Khamudi estaba enfermo.
Su piel se había cubierto de urticaria y sus intestinos le torturaban, pero no podía retrasar más el momento de revelar a Apofis el contenido de los mensajes que le había hecho llegar su nuevo informador tebano, el sustituto del ministro de Agricultura.
Primero, había creído que era una fabulación que nacía de un trivial incidente en la frontera de Coptos y del deseo del espía de que le tomaran en consideración. Pero, según éste, unas tripulaciones de hicsos habían sido exterminadas en Dendera y en Abydos.
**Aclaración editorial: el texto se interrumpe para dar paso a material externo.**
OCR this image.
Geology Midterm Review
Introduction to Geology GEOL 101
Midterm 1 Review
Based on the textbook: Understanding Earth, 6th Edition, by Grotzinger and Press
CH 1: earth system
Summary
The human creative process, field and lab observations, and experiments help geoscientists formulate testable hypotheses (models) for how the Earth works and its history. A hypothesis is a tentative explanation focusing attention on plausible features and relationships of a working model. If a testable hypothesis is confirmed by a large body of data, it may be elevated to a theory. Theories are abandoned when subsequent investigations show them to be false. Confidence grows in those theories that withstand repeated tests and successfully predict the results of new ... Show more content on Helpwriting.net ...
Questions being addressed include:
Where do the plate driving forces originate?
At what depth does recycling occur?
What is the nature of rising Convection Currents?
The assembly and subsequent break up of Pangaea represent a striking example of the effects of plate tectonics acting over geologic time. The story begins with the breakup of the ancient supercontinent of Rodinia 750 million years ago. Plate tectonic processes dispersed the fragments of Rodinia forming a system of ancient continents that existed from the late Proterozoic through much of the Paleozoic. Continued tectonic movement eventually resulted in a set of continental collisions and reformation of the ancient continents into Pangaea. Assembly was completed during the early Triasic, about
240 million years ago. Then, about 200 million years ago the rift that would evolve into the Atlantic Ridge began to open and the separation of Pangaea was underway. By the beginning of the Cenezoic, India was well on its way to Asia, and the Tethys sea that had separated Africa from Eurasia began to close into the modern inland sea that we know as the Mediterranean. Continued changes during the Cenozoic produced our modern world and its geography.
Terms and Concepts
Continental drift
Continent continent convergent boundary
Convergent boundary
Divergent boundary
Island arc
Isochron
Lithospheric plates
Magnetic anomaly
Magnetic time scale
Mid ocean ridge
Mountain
¿Cómo anunciarle al emperador semejante noticia? Y sin embargo, había que tomar medidas urgentes para detener la rebelión.
Lamentablemente, el almirante Jannas perseguía a unos piratas por las Cícladas y las mejores tropas sembraban el terror en Siro—Palestina. Quedaban en Egipto, sin embargo, regimientos suficientes para aplastar a la purria que se atrevía a arañar el Imperio.
Un sol ardiente abrumaba la ciudadela y el calor agravaba los síntomas que sufría el gran tesorero. Pese a lo matinal de la hora, le parecía ya insoportable.
Subir los peldaños fue todo un suplicio.
Cuando el emperador le recibió, Khamudi tragó saliva varias veces.
—No hay nada más detestable que el verano —dijo Apofis—. Afortunadamente, esos gruesos muros preservan un poco de frescura. Tendrías que cuidarte, amigo mío. Por tu aspecto, diría que debes de pasar unas noches agitadas…
Khamudi se tiró al agua.
—Hemos sido atacados en el Alto Egipto.
El rostro del emperador se transformó en piedra.
—¿Dónde, exactamente?
—En Coptos, en Dendera y en Abydos.
—¿Quién es el agresor?
—Los tebanos.
—¿Quién los manda?
—Seqen, el esposo de la reina Ahotep. Afirma ser… faraón.
—¿Prosigue su avance hacia el Norte?
—Lo ignoro aún, pero es probable.
—Que aplasten esa rebelión y que me traigan al tal Seqen, vivo o muerto.